DOMRADIO.DE: Papst Franziskus wünscht mehr Laienbeteiligung an der Weltsynode. Wie sollen denn nun solche Debatten im "Volk Gottes" aussehen?
Söding: Das Wichtigste ist zunächst einmal, dass das Problem erkannt wird. Denn seien wir ehrlich, die sogenannten Laien sind ja auf vielen Feldern die eigentlichen Experten, insbesondere wenn es um die Verschränkung zwischen dem Glauben und dem Leben der Menschen heute geht.
Tatsächlich ist die katholische Kirche auf dem Weg gewesen, die Repräsentation der Ortskirchen ausschließlich durch Bischöfe zu garantieren. Das hatte auch nach dem Zweiten Vatikanischen Konzil einen positiven Effekt, weil nämlich dort der Papst aus seiner Einsamkeit herausgeholt und stärker in das Kollegium gestellt worden ist.
Aber wir erleben gegenwärtig eine weltweite Krise des Bischofsamtes – Stichwort: systemischer Missbrauch, der ein Führungsversagen anzeigt. Wie erleben gleichzeitig eine Fülle von verschiedenen geistlichen, sozialen, politischen Aufbrüchen in der katholischen Kirche. Das gilt es einzufangen. In Deutschland haben wir dafür auf dem Synodalen Weg eine Form gefunden, die uns handlungs- und sprachfähig sein lässt.
DOMRADIO.DE: Ist das Ganze möglicherweise eine riesengroße Chance für die katholische Kirche?

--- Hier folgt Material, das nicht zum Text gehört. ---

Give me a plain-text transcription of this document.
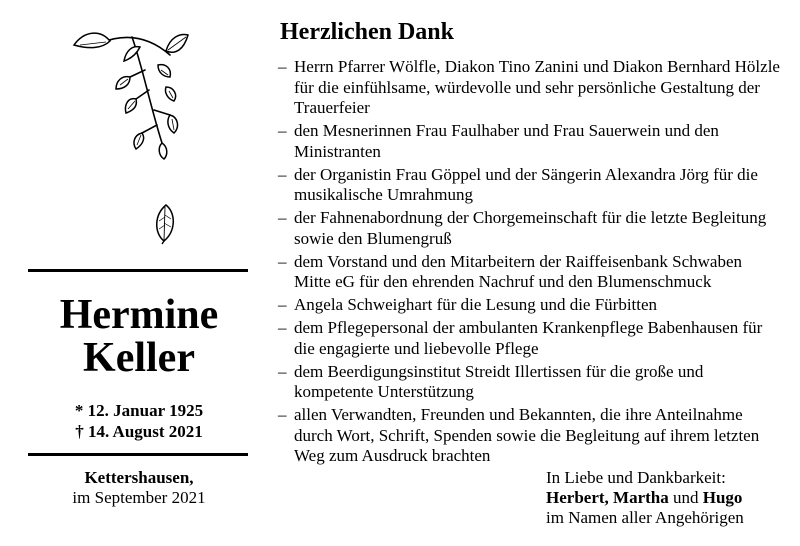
Hermine
Keller
* 12. Januar 1925
† 14. August 2021
Kettershausen,
im September 2021
Herzlichen Dank
– Herrn Pfarrer Wölfle, Diakon Tino Zanini und Diakon Bernhard Hölzle für die einfühlsame, würdevolle und sehr persönliche Gestaltung der Trauerfeier
– den Mesnerinnen Frau Faulhaber und Frau Sauerwein und den Ministranten
– der Organistin Frau Göppel und der Sängerin Alexandra Jörg für die musikalische Umrahmung
– der Fahnenabordnung der Chorgemeinschaft für die letzte Begleitung sowie den Blumengruß
– dem Vorstand und den Mitarbeitern der Raiffeisenbank Schwaben Mitte eG für den ehrenden Nachruf und den Blumenschmuck
– Angela Schweighart für die Lesung und die Fürbitten
– dem Pflegepersonal der ambulanten Krankenpflege Babenhausen für die engagierte und liebevolle Pflege
– dem Beerdigungsinstitut Streidt Illertissen für die große und kompetente Unterstützung
– allen Verwandten, Freunden und Bekannten, die ihre Anteilnahme durch Wort, Schrift, Spenden sowie die Begleitung auf ihrem letzten Weg zum Ausdruck brachten
In Liebe und Dankbarkeit:
Herbert, Martha und Hugo
im Namen aller Angehörigen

Söding: Dieser gesamte synodale Prozess ist eine große Chance für eine wirkliche Umkehr und Erneuerung der katholischen Kirche. Es ist wichtig, dass die Kirche nicht nur über sich selbst spricht. Es wäre absurd, wenn jetzt nun über Jahre hinweg nur einfach die Idee von Synodalität rauf und runter dekliniert würde.
Im Kern geht es ja um die Frage, wie der Glaube heute entdeckt und vermittelt werden kann. Aber dafür müssen eben auch die kommunikativen Strukturen in der katholischen Kirche stimmen. Sie stimmen gegenwärtig nicht. Wir brauchen mehr Beteiligung des ganzen Kirchenvolkes. Von daher ist die Ansage gut. Nun müssen allerdings auch Taten folgen.
Ich glaube, dass viele Initiativen notwendig sind. Deutschland, Europa, Lateinamerika, Australien, überall tut sich im Moment etwas. Und das scheint in Rom angekommen zu sein.
DOMRADIO.DE: Hat diese Verlängerung der Weltsynode jetzt auch Auswirkungen auf den weiteren Verlauf des Synodalen Wegs in Deutschland?
Söding: Der Synodale Weg in Deutschland hat ja seine eigene Thematik. Er hat auch seine eigene Form gefunden und er hat schon insofern vorausgedacht, als zweierlei klar ist: Im März 2023 gibt es die fünfte und letzte Synodalversammlung, in der diese Hauptthemen, die aus der Aufarbeitung des Missbrauchs abgeleitet worden sind, bearbeitet werden.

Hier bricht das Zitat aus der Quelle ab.